Porté sur les fonts baptismaux en octobre 2018, le prince Vladimir Karageorgevitch vient de lancer officiellement son mouvement, le Front monarchiste. Site officiel, page Facebook, compte Instagram, communiqués divers dans la presse, le descendant de Georges Petrovitch « dit le noir » (qui a donné son nom à l’actuelle dynastie serbe/yougoslave- Karageorgevitch) ne lésine pas sur les moyens afin de faire connaître son programme à ses concitoyens.
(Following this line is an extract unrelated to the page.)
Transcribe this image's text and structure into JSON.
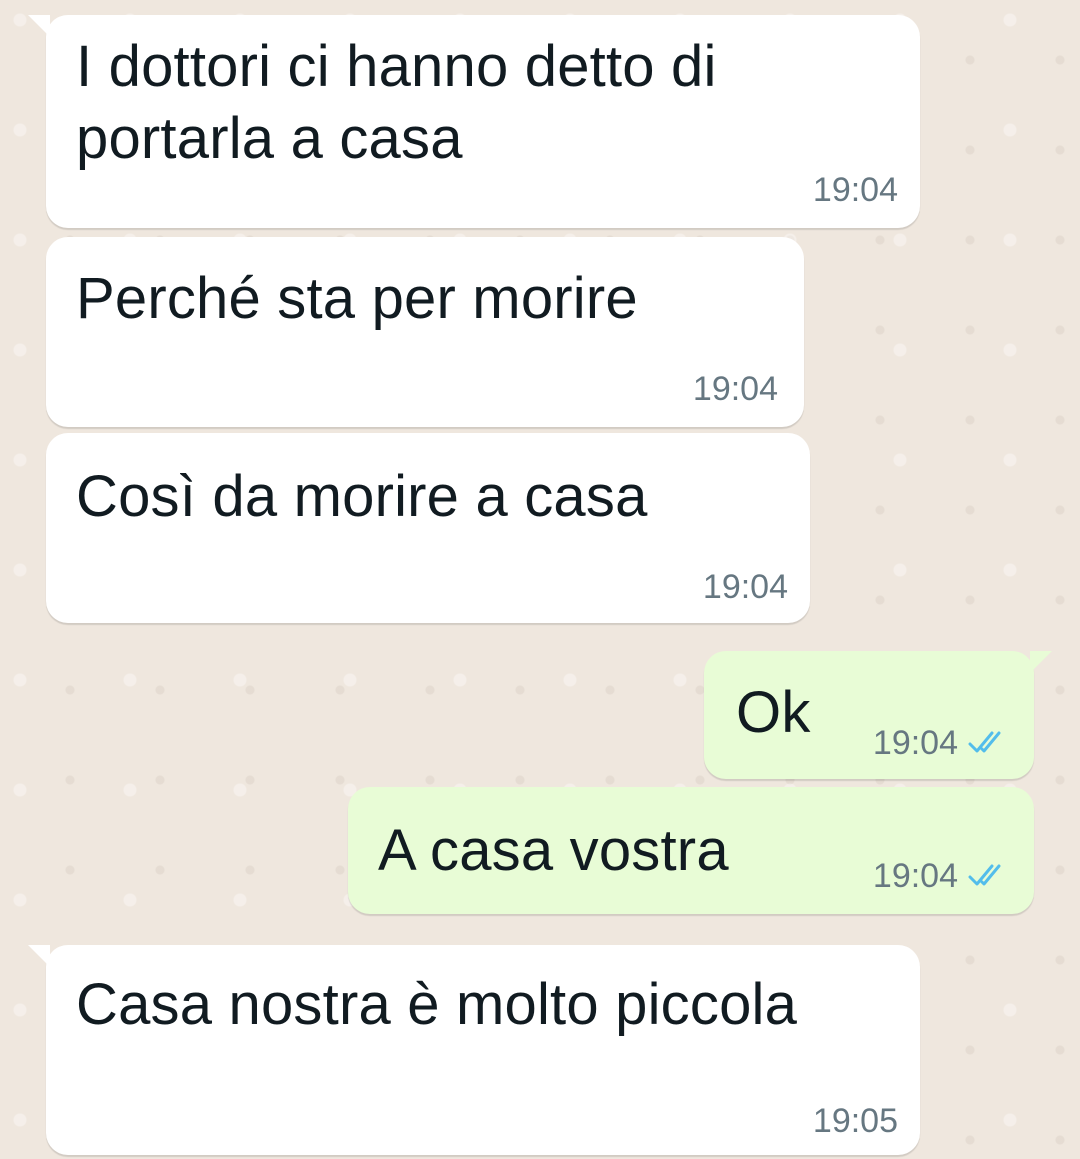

«Mon idée est de servir le peuple serbe et non de le gouverner. J’ai toujours gardé à l’esprit ce que j’ai appris de mon père et de mes ancêtres. Une relation avec le peuple ne devrait pas ressembler à un cri militaire tel que «En avant ! » mais plutôt et toujours « suivez-moi ! » A 55 ans, le fils du prince André est un nationaliste convaincu, un amoureux de sa patrie et un fils de l’église orthodoxe. Et bien qu’il ait passé une partie de sa jeunesse au Portugal dans des conditions précaires, il va se distinguer lors du conflit qui déchire l’ancienne Yougoslavie dans la décennie 1990. La maison royale a le vent en poupe. De nombreux partis et milices armées se réclament de sa famille, les monarchistes manifestent même par centaines de milliers dans les rues de Belgrade, la capitale. C’est en octobre 1991, que ce petit-fils du roi Alexandre Ier (assassiné en 1934 à Marseille) pose enfin le pied dans son pays afin de mettre sur pied des actions humanitaires en faveur de ses concitoyens, victimes des exactions des autres groupes ethniques de la fédération. Des provinces qui prennent tour à tour les armes pour obtenir leur indépendance. Un crève-cœur pour le prince qui va être marqué à vie par ce conflit dont son pays devient peu à peu le jouet des Etats-Unis et de l’OTAN.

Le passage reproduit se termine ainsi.